A father’s legacy is in dispute when wayward son RJ Mitte decides to spar with the barman who guards the man’s ashes

Several men walk into several bars in this interlocking suite of tales, and the repeating permutations of barman and barfly, blue collar and white collar, father and son, raconteur and listener pile up pleasingly into a kind of oppressive, Coenesque cosmic joke. RJ Mitte, Breaking Bad’s Walter White Jr, plays college boy Steve, who turns up in a snowstorm at a bar owned by the irascible Paul (Peter Outerbridge). He owes the latter money – and without it, Paul won’t give up the ashes of Steve’s recently deceased dad, Gord, whose funeral the youth failed to attend. And then this arrogant sadsack – whose very presence aggravates Paul – offers to pay him with a story.

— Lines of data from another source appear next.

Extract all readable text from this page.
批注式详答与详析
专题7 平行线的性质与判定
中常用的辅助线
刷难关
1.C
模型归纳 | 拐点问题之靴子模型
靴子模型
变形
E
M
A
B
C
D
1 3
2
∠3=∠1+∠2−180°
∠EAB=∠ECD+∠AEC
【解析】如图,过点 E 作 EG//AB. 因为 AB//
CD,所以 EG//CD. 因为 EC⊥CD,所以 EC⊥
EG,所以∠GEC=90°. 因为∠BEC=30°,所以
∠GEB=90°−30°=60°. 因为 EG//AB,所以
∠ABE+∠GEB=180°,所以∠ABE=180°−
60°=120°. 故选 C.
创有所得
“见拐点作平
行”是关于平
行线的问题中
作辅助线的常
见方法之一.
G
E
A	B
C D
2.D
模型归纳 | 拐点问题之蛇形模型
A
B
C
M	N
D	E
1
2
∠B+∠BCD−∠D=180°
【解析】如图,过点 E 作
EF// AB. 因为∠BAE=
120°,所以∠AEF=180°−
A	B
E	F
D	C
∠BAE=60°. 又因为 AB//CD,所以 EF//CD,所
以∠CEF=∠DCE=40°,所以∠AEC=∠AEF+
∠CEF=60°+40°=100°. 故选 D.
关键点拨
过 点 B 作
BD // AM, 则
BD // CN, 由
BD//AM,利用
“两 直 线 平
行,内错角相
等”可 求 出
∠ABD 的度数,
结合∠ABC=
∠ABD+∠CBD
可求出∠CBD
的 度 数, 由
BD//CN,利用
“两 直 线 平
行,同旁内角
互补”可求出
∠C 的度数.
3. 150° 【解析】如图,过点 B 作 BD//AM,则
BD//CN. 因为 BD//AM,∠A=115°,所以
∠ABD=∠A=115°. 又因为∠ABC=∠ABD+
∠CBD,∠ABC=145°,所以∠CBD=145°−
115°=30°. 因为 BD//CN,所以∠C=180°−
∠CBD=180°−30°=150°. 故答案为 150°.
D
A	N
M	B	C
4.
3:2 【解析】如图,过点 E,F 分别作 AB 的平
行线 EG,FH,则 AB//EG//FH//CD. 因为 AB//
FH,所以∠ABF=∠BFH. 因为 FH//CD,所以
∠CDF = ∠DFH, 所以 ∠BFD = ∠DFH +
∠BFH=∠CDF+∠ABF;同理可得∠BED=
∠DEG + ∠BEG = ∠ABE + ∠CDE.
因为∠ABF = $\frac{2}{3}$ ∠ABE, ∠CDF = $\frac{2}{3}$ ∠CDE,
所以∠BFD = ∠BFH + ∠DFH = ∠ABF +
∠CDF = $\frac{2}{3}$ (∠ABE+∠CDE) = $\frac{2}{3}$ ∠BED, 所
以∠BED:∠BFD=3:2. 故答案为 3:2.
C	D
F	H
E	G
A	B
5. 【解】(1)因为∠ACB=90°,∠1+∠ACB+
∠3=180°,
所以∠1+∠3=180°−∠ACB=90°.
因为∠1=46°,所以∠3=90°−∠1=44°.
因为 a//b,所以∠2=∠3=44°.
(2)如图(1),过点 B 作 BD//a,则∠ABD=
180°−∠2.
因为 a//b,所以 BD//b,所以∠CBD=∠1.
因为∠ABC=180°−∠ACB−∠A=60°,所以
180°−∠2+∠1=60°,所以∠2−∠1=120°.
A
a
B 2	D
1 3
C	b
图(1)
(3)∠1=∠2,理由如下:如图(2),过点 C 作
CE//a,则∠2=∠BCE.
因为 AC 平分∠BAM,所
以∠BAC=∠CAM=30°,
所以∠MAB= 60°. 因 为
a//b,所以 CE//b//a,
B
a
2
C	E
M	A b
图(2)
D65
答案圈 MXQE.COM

Steve’s yarn is a slack spin on his own: a freezing wayfarer walks into The Oak Room, a pub in a neighbouring town, and puts a set of demands to an irked barman. Unimpressed, Paul tells him that he must learn to “goose the truth” to hold an audience, and then sucker-punches him with a story about Gord, with another story inside. Or he thinks it’s a sucker-punch – Steve reveals that he had only told the ending of his, and the start will transform everything.